Safety Taxonomies and Severity Scales in LLM Evaluations refer to structured frameworks used to categorize and assess potential risks, harms, or failures associated with large language models. These tools help systematically identify different types of safety issues—such as privacy breaches, misinformation, or harmful content—and rate their seriousness. By applying these taxonomies and scales, researchers and developers can prioritize mitigation strategies and improve the overall safety and reliability of language models.
Safety Taxonomies and Severity Scales in LLM Evaluations refer to structured frameworks used to categorize and assess potential risks, harms, or failures associated with large language models. These tools help systematically identify different types of safety issues—such as privacy breaches, misinformation, or harmful content—and rate their seriousness. By applying these taxonomies and scales, researchers and developers can prioritize mitigation strategies and improve the overall safety and reliability of language models.
What is a safety taxonomy?
A structured framework that classifies safety-related data (hazards, risks, controls, incidents) into standard categories to support consistent reporting and analysis.
What is a severity scale?
A ranking system that assigns a level to the impact of a hazard or incident, used to prioritize actions and allocate resources.

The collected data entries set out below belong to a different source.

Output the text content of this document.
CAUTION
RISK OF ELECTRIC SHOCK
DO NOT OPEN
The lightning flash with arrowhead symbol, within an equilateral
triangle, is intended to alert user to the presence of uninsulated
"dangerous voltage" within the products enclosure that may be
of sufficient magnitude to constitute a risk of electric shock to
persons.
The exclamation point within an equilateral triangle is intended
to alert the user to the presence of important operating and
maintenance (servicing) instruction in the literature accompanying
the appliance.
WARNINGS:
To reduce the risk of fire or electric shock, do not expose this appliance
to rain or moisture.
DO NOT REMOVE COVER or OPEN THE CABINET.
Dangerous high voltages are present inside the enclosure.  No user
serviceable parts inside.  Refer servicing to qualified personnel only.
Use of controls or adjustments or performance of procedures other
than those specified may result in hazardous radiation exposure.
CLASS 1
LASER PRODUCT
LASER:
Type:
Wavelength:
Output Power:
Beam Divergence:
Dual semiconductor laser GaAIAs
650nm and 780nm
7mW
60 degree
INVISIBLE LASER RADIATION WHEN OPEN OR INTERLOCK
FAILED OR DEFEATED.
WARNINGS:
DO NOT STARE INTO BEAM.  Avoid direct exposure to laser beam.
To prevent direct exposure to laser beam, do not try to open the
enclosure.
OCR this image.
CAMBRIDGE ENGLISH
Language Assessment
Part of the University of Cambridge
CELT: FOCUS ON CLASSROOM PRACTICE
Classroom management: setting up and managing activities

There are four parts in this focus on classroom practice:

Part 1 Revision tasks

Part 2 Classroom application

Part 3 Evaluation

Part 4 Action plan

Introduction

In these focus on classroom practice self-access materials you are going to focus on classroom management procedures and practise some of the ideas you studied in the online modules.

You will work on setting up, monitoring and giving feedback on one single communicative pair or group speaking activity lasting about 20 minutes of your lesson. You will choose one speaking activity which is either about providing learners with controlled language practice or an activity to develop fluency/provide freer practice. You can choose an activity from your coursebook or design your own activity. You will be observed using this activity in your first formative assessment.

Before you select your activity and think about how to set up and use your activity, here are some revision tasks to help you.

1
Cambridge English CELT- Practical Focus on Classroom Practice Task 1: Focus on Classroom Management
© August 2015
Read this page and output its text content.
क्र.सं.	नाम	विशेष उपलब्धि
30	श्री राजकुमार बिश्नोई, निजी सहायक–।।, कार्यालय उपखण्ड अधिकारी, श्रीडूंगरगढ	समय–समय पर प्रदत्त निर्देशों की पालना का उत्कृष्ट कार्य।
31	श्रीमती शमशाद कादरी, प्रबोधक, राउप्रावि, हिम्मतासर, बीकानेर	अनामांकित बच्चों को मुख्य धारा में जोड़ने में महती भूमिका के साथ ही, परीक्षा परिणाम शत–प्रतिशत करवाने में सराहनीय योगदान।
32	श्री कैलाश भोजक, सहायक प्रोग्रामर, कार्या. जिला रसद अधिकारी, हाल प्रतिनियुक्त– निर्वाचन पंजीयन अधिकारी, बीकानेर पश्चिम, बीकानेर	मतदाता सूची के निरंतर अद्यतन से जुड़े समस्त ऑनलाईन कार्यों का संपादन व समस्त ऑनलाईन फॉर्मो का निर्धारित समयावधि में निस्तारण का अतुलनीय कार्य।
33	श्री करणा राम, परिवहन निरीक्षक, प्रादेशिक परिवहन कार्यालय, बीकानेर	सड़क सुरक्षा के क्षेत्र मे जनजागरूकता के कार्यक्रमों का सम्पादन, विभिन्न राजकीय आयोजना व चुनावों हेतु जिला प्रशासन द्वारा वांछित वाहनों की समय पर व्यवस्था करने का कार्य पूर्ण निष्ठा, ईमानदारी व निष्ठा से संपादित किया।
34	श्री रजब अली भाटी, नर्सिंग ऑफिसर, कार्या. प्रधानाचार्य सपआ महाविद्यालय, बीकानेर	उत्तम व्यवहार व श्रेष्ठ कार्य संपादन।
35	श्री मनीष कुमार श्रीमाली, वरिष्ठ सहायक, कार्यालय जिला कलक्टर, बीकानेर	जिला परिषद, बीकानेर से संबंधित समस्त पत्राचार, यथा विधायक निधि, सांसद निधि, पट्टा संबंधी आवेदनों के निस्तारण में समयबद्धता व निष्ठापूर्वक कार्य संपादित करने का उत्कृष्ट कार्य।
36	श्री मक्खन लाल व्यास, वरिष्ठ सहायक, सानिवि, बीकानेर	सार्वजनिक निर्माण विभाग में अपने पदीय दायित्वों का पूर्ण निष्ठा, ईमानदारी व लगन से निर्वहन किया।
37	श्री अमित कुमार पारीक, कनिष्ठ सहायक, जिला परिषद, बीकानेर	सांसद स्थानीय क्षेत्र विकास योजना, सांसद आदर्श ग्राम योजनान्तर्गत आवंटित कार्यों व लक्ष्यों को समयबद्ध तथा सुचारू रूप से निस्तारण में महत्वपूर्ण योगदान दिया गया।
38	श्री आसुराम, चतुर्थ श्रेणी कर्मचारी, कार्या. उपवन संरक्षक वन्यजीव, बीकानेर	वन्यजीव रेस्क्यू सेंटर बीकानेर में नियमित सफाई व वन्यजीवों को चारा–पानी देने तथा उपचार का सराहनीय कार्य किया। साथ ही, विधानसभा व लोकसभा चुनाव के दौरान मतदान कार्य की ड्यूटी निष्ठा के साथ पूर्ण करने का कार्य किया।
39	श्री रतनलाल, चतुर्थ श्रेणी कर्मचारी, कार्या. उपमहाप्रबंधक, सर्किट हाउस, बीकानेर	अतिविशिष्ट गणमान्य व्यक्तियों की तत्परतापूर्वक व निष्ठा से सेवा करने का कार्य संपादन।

Common forms: 1–5 or terms like minor, moderate, severe, critical.
How are safety taxonomies and severity scales used together?
They standardize data collection, enable comparison across events, support risk assessment, and help identify patterns and prioritized safety actions.
How do you develop or choose a severity scale?
Define clear, objective criteria for each level, align with regulatory requirements and your organization's risk tolerance, and provide examples to ensure consistent use.
What are common examples of safety taxonomy categories?
Hazard types (chemical, electrical, mechanical), exposure sources (tools, processes), outcome categories (injury, property damage, environmental harm), and control types (engineering, administrative, PPE).